In the very first scene of The Last Big Thing, protagonist Simon Geist is haranguing a young couple at the local video store about “great” movies. According to Simon, there are some great movies in the “classics” section (“four of them,” he says, “were directed by Orson Welles”) and there are some more in the foreign film section. After declaring that the “new releases” section is barren, he strolls off.
Thus Simon is off on an Edward Munch-inspired tear that will give the opening reels of The Last Big Thing a ferocious energy unlike anything else currently on movie screens. Played with an unsparing intensity by writer/director Dan Zukovic, Simon Geist is a fin-de-siecle agent provocateur who uses a fictive magazine called The Next Big Thing as a pretext for interviews with up-and-coming pop culture figures (actors, models, rock groups). Once the unwitting interviewees sit down, Simon tears them apart with sardonic, deadpan relish. It would almost qualify as postmodern performance art, if only there were an audience for the spectacle besides Simon and his victim. (On one occasion, the joke is that he hasn’t even bothered to put a tape in his recorder for a lengthy interview.)

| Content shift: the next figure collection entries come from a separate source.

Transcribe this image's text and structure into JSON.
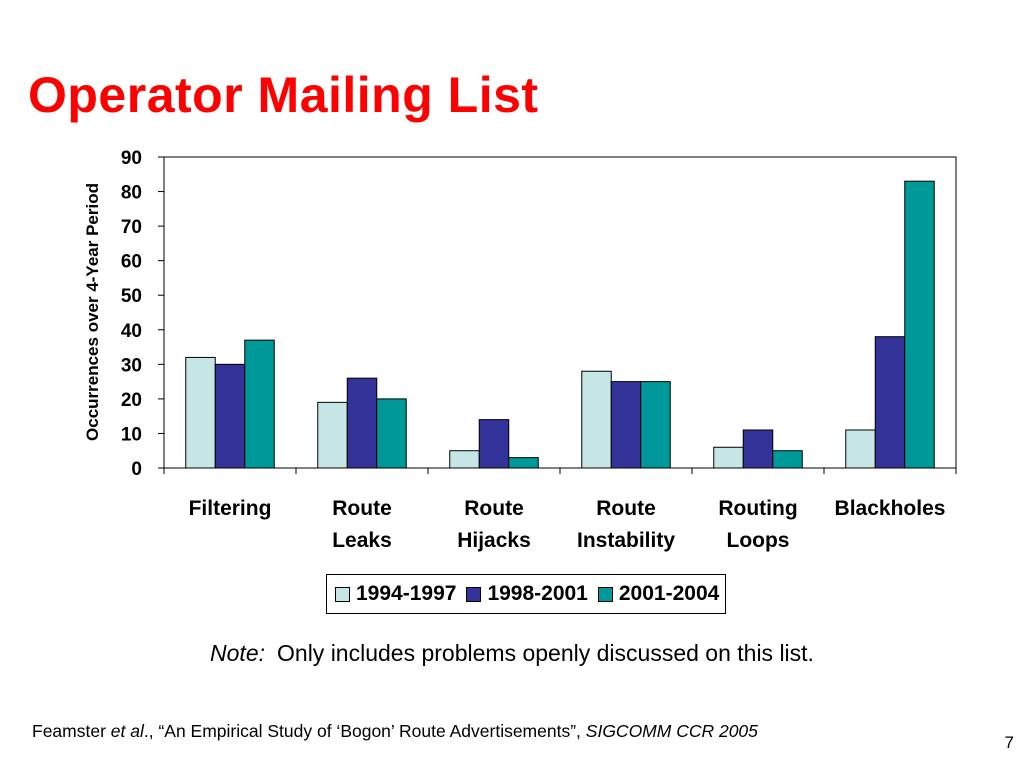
{
  "slide": {
    "title": "Operator Mailing List",
    "note_prefix": "Note:",
    "note_text": "Only includes problems openly discussed on this list.",
    "citation": {
      "author": "Feamster ",
      "etal": "et al",
      "after_etal": "., “An Empirical Study of ‘Bogon’ Route Advertisements”, ",
      "venue": "SIGCOMM CCR 2005"
    },
    "page_number": "7"
  },
  "chart_data": {
    "type": "bar",
    "ylabel": "Occurrences over 4-Year Period",
    "xlabel": "",
    "ylim": [
      0,
      90
    ],
    "yticks": [
      "0",
      "10",
      "20",
      "30",
      "40",
      "50",
      "60",
      "70",
      "80",
      "90"
    ],
    "categories": [
      [
        "Filtering"
      ],
      [
        "Route",
        "Leaks"
      ],
      [
        "Route",
        "Hijacks"
      ],
      [
        "Route",
        "Instability"
      ],
      [
        "Routing",
        "Loops"
      ],
      [
        "Blackholes"
      ]
    ],
    "series": [
      {
        "name": "1994-1997",
        "color": "#c6e6e6",
        "values": [
          32,
          19,
          5,
          28,
          6,
          11
        ]
      },
      {
        "name": "1998-2001",
        "color": "#333399",
        "values": [
          30,
          26,
          14,
          25,
          11,
          38
        ]
      },
      {
        "name": "2001-2004",
        "color": "#009999",
        "values": [
          37,
          20,
          3,
          25,
          5,
          83
        ]
      }
    ],
    "grid": false,
    "legend_position": "bottom"
  }
}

Of course, there is (theoretically) an audience for the very low-budget film made about Simon and his victims, and The Next Big Thing exudes a wild, look-at-me exuberance in its lambasting of celebrity culture and 70s decade-worship that’s awfully hard not to like. Many of the early scenes are laugh-out-loud funny, and Zukovic manages to make us care who this guy is and what’s going to happen to him. Happily, Zukovic also realizes that Simon is, fundamentally, an asshole.

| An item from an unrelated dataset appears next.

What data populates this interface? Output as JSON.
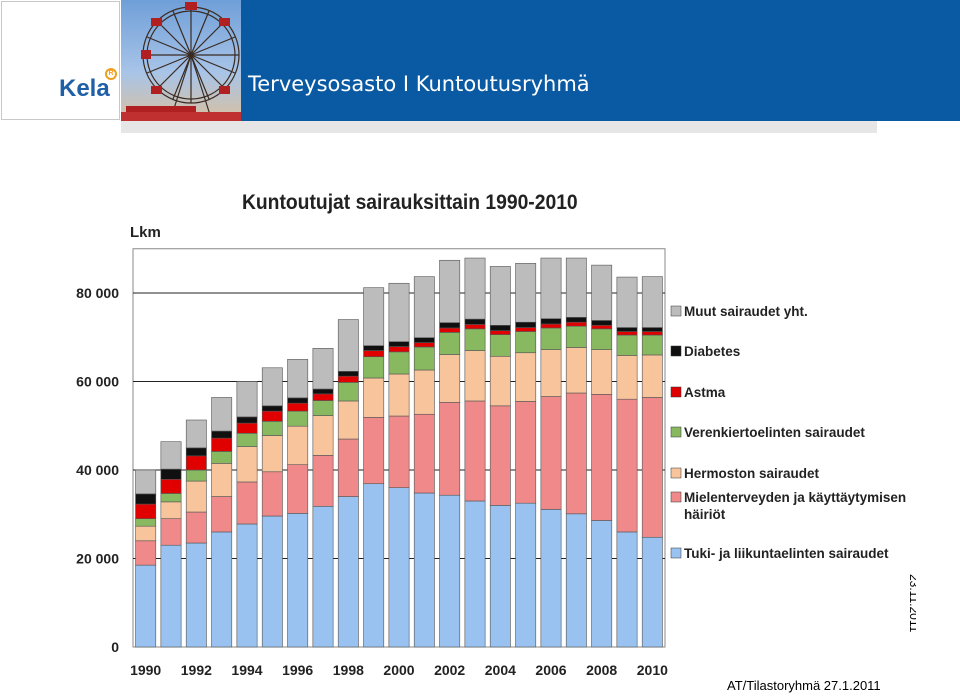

The problem is that when he makes that the subject of the film — examining Simon’s dangerously askew relationship with unstable roommate Darla (Susan Heimbinder), or watching the tables get turned on him by a model (Pamela Dickerson) who’s smarter than she looks — it’s hard to differentiate The Last Big Thing from any other low-budget, self-important American independent production. As Zukovic starts to take all this stuff too seriously, the jokes start fizzling. (The one about directing a music video is especially creaky.) It would be nice to see some doors open for Zukovic, who has made a spare, startling and fitfully interesting movie (and one that sat on the shelf for two years before finding a distributor). But, sadly, The Last Big Thing (expanded from an award-winning short) wears out its welcome about halfway to the end.